Author：Yanhui Chen, Yating Wang, Bohang Yang, Ying hu, Hui Zeng, Henghui Zhang

Background: Recent studies have proposed programmed cell death 1 ligand (PD-L1) expression as a distinct biomarker of response to anti-PD-1/PD-L1 therapies. The PD-L1 positive rates in newly diagnosed advanced common solid tumours in China were evaluated.

Methods: 742 cases of advanced respiratory and digestive system tumour patients were included, including nasopharyngeal carcinoma (33), lung adenocarcinoma (243), lung squamous cell carcinoma (110), small cell lung cancer (20), esophageal cancer (34), gastric cancer (42), duodenal carcinoma (10), colon cancer (78), rectal cancer (31), hepatocellular carcinoma (31), cholangiocarcinoma (67), gallbladder cancer (10), and pancreatic cancer (33). Tumour tissue samples were collected to detect PD-L1 expression by immunohistochemistry (using the SP142 antibody).
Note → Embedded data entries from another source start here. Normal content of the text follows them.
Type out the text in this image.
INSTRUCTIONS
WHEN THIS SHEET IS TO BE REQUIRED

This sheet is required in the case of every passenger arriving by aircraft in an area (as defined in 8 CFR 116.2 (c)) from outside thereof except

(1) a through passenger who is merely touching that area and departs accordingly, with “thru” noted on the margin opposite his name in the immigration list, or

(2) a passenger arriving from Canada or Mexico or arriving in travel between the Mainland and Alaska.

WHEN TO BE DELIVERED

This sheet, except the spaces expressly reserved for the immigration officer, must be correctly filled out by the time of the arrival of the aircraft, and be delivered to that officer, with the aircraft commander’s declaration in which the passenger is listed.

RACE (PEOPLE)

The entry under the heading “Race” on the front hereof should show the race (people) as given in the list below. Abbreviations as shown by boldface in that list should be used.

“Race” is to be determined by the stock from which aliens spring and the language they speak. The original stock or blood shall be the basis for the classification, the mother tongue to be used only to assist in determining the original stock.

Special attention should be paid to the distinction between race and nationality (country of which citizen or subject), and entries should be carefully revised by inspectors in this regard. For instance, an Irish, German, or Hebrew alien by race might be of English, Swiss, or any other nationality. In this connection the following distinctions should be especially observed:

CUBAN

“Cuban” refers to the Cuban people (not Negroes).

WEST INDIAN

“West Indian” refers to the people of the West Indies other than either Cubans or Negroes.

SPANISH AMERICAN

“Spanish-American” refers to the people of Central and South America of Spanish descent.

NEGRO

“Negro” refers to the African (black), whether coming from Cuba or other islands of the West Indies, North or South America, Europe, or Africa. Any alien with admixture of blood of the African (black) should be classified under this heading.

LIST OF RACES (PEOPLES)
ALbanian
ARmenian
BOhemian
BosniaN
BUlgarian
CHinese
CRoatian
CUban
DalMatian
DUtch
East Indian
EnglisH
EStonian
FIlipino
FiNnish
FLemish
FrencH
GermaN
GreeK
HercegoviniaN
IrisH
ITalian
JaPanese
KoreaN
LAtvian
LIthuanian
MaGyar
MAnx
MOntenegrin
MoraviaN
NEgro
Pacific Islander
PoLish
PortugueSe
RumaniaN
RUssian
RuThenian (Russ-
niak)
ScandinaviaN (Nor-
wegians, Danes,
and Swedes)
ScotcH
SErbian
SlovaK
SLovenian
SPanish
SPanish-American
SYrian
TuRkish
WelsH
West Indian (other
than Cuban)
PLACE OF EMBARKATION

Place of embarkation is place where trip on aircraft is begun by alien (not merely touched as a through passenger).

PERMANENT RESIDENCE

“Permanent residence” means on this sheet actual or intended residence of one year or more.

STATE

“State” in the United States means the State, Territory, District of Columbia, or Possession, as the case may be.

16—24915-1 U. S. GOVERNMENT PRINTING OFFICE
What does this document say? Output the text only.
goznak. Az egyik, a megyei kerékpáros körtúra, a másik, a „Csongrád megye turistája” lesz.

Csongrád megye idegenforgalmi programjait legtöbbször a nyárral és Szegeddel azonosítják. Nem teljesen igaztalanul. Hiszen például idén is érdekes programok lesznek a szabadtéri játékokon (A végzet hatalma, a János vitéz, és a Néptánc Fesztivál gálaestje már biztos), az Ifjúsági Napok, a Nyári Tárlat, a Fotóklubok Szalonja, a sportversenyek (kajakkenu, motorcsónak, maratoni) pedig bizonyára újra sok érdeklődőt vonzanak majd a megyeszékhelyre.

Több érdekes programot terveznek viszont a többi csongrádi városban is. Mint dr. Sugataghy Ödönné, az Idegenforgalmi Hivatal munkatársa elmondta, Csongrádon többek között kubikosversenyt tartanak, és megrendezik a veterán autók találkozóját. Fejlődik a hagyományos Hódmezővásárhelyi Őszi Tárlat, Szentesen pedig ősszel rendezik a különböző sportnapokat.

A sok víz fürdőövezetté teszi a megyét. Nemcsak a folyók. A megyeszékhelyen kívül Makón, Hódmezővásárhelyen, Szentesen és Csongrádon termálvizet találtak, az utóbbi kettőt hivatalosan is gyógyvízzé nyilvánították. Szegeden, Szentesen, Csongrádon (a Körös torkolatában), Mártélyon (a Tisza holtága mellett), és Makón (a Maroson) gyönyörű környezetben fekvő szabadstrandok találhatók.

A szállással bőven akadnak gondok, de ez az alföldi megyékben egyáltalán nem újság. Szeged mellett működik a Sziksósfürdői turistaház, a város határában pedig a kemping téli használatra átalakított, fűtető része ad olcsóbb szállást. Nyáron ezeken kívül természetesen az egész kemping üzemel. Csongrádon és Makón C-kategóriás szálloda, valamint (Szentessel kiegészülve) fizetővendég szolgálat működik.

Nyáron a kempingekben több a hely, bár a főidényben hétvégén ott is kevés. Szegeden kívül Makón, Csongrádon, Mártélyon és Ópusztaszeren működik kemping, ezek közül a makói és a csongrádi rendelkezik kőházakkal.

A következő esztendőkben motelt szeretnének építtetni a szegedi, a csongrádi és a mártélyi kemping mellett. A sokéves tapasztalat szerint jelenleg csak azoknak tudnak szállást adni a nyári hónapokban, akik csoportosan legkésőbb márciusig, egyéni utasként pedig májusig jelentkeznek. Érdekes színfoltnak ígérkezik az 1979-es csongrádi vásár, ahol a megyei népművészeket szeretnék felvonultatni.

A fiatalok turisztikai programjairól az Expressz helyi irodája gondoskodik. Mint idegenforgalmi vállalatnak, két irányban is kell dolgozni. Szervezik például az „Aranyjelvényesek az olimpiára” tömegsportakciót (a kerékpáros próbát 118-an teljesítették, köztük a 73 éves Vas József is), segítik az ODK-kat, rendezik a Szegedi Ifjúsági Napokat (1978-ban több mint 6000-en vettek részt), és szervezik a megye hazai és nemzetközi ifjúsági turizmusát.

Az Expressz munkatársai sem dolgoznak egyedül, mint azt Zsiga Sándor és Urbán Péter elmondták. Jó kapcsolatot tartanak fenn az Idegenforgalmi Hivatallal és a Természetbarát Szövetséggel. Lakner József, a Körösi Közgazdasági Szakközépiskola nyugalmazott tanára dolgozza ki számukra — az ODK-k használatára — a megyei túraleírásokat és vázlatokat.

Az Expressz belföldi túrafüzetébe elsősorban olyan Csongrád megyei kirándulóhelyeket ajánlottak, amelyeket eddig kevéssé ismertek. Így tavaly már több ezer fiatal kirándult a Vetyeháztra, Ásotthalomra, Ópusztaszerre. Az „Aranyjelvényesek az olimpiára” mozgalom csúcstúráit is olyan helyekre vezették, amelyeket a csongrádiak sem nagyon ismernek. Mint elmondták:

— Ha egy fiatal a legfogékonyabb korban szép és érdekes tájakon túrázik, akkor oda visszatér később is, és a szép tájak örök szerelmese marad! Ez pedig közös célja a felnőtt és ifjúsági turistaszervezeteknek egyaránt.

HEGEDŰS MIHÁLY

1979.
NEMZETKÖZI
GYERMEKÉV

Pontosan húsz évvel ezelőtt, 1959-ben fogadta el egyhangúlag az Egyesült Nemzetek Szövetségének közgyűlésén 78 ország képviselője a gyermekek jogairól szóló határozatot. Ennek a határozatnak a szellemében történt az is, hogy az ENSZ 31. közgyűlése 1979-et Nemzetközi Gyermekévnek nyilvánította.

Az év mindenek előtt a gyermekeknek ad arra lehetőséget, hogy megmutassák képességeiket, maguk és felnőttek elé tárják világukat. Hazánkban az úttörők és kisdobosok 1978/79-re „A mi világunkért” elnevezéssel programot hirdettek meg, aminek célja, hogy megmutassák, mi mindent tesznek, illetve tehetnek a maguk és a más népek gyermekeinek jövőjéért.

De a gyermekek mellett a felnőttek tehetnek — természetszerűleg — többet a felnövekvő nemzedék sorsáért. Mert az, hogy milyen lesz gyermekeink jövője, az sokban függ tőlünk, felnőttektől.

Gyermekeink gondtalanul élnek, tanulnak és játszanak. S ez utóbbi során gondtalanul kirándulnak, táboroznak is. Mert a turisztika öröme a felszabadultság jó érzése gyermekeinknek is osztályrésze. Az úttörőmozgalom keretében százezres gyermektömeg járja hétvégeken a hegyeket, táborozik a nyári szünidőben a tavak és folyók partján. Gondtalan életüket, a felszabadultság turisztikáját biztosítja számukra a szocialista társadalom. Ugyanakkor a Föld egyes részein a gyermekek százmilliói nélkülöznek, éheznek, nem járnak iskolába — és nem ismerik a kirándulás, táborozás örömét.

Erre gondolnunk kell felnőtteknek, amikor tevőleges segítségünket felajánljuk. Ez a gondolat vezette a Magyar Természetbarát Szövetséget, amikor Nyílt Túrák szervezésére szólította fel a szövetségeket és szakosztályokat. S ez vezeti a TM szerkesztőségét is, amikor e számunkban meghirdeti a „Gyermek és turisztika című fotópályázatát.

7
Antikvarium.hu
Results: According to PD-L1 strong positive ratio (≥50% in tumour cells (TC), or ≥10 % in immune cells (IC)), in respiratory system tumours, nasopharyngeal carcinoma had the highest strong positive rates of PD-L1, 42% in TC and 21% in IC, followed by lung squamous cell carcinoma (26% in TC and 17% in IC) and lung adenocarcinoma (21% in TC and 12% in IC). Small cell lung cancer did not have PD-L1 strong positive cases. In digestive system tumours, the positive rates of PD-L1 in TC were higher in gallbladder, esophageal and pancreatic cancer, which were 10%, 6% and 6% respectively, followed by colon cancer (3%), gastric cancer (2%) and cholangiocarcinoma (1%). Duodenal carcinoma, rectal cancer and hepatocellular carcinoma did not have PD-L1 strong positive cases in TC. The positive rates of PD-L1 in IC were higher in rectal cancer, hepatocellular carcinoma, gallbladder cancer and cholangiocarcinoma, which were 23%, 23%, 20% and 18% respectively, followed by esophageal cancer (9%), gastric cancer (10%) and colon cancer (10%). Duodenal carcinoma and pancreatic cancer did not have PD-L1 strong positive cases in IC.

Conclusions: The PD-L1 strong positive rates of respiratory system tumours were higher than the digestive system tumours. The role of PD-L1 as a predictor of efficacy of PD-1/PD-L1 inhibitors in different types of cancers needs further evaluation.